Keywords : Strategic intelligence, social theory, complexity, creativity, imagineering, popular education

 

INTRODUCTION

Le Big Data, au cœur du concept de « smart city », occupe une place centrale dans les modèles de gestion des systèmes économiques et sociaux ancrés dans des cadres de pensée définis par un mode cognitif « logico-scientifique » (Bruner, 1986). Cette approche « techno-centrée » induit de nombreux problèmes complexes pouvant induire, si non appréhendés efficacement, une destruction des savoirs au sein de ces systèmes[1]. Ainsi, l'approche quantitative seule n'intègre pas la nature singulière et « exceptionnelle » des individus, transformés dans le cadre de ces systèmes en « objets sociaux » prolétarisés[2] et anesthésiés (Lepage, 2012 ; Stiegler, 2012 ; Deneault, 2015). Elle n'intègre pas non plus la nécessaire poursuite d'un « rêve collectif » concernant le futur des territoires, stimulée à la fois par une solidarité organique en leur sein et par un conflit cognitif permanent nourrissant l'évolution démocratique dynamique de ces systèmes. 

Le modèle d'intelligence stratégique ImagineerInt que nous avons développé, vise à opérer un changement de paradigme concernant les territoires « intelligents ». Notre souhait est ainsi de tendre vers des systèmes holomorphes ouverts, complexes et évolutifs. Nous avons conçu ce modèle  dans le but de développer une intelligence collective universelle reposant sur le conflit cognitif afin de stimuler la créativité et l'innovation dans le monde. Il reflète notre volonté de développer un modèle d'organisation « interterritoriale » reposant sur la créativité distribuée et l'innovation sociale ouverte. Notre objectif est de proposer puis d’expérimenter une évolution sociétale durable[3] ancrée dans la connexion, la coopération synergique et l'auto-organisation émergente. 

Nous divisons notre analyse théorique en trois parties :

  • Analyse de la nécessaire approche intégrative Big Data – Thick Data dans la gestion des organisations territoriales évoluant dans la complexité croissante. Examen, par le prisme des approches de données, des différentes manières (et leurs conséquences) d'appréhender le futur de ces organisations.
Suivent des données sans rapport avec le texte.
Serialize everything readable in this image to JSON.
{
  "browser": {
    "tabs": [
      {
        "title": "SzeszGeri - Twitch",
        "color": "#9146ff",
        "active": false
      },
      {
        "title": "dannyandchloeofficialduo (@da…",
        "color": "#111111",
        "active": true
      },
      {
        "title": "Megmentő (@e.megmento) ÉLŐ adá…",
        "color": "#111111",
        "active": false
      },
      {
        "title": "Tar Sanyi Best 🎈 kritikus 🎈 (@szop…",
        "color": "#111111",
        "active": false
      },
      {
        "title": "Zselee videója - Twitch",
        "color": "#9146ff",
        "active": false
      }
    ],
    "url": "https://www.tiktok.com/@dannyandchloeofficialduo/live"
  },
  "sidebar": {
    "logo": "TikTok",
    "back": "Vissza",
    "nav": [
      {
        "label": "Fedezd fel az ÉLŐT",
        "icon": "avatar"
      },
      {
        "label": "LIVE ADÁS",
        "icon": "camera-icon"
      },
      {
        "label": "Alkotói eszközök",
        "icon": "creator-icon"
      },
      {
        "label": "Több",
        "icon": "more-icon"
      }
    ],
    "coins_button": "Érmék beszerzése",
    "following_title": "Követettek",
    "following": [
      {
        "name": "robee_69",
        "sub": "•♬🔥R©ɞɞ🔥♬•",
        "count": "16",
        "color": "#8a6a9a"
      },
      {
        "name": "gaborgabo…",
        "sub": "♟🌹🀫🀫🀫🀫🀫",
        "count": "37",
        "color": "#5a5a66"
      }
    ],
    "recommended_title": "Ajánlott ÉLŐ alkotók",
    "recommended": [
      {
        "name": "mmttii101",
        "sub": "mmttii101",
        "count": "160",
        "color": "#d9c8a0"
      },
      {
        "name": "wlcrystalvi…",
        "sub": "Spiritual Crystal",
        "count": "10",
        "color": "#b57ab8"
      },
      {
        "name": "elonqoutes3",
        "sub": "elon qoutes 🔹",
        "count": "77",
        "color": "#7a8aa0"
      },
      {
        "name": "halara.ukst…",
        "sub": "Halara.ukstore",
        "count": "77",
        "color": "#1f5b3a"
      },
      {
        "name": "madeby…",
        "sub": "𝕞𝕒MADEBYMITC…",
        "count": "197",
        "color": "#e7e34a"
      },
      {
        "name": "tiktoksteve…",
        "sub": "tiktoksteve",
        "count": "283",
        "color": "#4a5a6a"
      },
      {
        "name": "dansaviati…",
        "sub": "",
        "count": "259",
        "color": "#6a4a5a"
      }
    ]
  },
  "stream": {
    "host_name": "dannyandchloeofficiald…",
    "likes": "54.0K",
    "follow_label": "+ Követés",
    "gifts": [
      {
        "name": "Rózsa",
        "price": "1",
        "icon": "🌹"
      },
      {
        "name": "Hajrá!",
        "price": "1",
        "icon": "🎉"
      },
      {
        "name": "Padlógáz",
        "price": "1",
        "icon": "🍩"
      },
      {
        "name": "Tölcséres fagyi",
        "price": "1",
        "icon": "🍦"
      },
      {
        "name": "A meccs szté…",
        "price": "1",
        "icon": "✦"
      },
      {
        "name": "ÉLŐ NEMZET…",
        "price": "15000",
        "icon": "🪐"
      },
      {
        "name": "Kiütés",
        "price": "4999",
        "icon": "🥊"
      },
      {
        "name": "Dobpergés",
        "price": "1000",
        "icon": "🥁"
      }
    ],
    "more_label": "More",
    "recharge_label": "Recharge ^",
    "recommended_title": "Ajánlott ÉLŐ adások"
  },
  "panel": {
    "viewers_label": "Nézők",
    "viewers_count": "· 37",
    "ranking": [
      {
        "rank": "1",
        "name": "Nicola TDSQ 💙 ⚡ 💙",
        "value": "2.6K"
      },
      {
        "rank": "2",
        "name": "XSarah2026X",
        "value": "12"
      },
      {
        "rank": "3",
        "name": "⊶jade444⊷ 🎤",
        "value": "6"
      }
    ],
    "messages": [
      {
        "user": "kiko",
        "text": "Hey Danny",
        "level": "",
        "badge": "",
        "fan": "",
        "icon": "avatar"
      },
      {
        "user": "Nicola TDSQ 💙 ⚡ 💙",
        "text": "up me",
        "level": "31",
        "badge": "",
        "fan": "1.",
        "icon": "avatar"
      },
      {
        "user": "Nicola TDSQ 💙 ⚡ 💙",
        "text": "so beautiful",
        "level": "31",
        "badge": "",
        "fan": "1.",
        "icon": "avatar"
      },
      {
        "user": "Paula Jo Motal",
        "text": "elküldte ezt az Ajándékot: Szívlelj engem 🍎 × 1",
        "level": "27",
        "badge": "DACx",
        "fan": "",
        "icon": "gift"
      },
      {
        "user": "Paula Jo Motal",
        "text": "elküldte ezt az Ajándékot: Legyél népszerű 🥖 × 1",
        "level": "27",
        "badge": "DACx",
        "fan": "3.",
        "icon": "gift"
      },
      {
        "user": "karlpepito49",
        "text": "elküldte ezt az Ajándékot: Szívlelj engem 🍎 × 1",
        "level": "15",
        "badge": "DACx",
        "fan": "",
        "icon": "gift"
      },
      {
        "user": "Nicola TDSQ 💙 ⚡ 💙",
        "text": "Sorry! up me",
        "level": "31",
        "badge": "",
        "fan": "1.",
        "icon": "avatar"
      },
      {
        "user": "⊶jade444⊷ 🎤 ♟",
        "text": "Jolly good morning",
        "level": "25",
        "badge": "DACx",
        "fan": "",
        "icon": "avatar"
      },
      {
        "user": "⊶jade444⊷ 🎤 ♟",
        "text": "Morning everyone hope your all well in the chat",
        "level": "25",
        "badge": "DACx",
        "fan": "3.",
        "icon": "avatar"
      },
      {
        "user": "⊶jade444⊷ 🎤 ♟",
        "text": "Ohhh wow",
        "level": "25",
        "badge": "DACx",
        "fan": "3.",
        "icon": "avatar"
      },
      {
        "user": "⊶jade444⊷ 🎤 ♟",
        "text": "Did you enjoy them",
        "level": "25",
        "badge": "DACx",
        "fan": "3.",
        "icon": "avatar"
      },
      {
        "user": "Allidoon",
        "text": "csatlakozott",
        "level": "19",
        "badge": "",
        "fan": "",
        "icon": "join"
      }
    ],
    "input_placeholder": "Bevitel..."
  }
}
Mise en évidence de l'utilité de l'approche intégrative pour optimiser ce processus.
  • Introduction du système Magitopie, comme nouveau paradigme visant à développer des organisations territoriales « structurellement intelligentes ».
  • Introduction de la méthodologie procédurale de recherche – action que nous avons spécifiquement conçue dans le but de développer des systèmes Magiceaniques[4] qui mobilisent l'approche intégrative afin de nourrir le processus d'imaginierie[5] territoriale stratégique.

PROBLÈME DE RECHERCHE

Nous avons choisi pour cette communication la problématique suivante : Comment l'approche intégrative de données peut-elle favoriser une gestion efficace d'organisations territoriales culturellement savoureuses, créatives et évolutives évoluant dans la complexité croissante ?

L'APPROCHE INTÉGRATIVE BIG DATA – THICK DATA COMME NÉCESSITÉ POUR L'ANALYSE DES SYSTÈMES SOCIAUX À L'ÈRE DE LA CONNEXION GÉNÉRALISÉE

L'approche qualitative Thick Data comme « contrepoids » à l'approche Big Data

La designer organisationnel Tricia Wang (2013) analyse l'importance de la méthode qualitative dans l'analyse des organisations complexes. Selon elle, les Big Data utilisées sans « contrepoids » risquent d'amener les organisations et les individus à prendre des décisions et à optimiser les performance pour les métriques, qui sont dérivées d'algorithmes. Ainsi, les individus, leurs histoires et leurs expériences réelles sont occultées dans ce processus. Le danger réside donc, selon Clive Thompson (2013), dans le fait qu'« en retirant la prise de décision humaine de l'équation, nous dépouillons lentement la délibération — les moments où nous réfléchissons sur la moralité de nos actions ».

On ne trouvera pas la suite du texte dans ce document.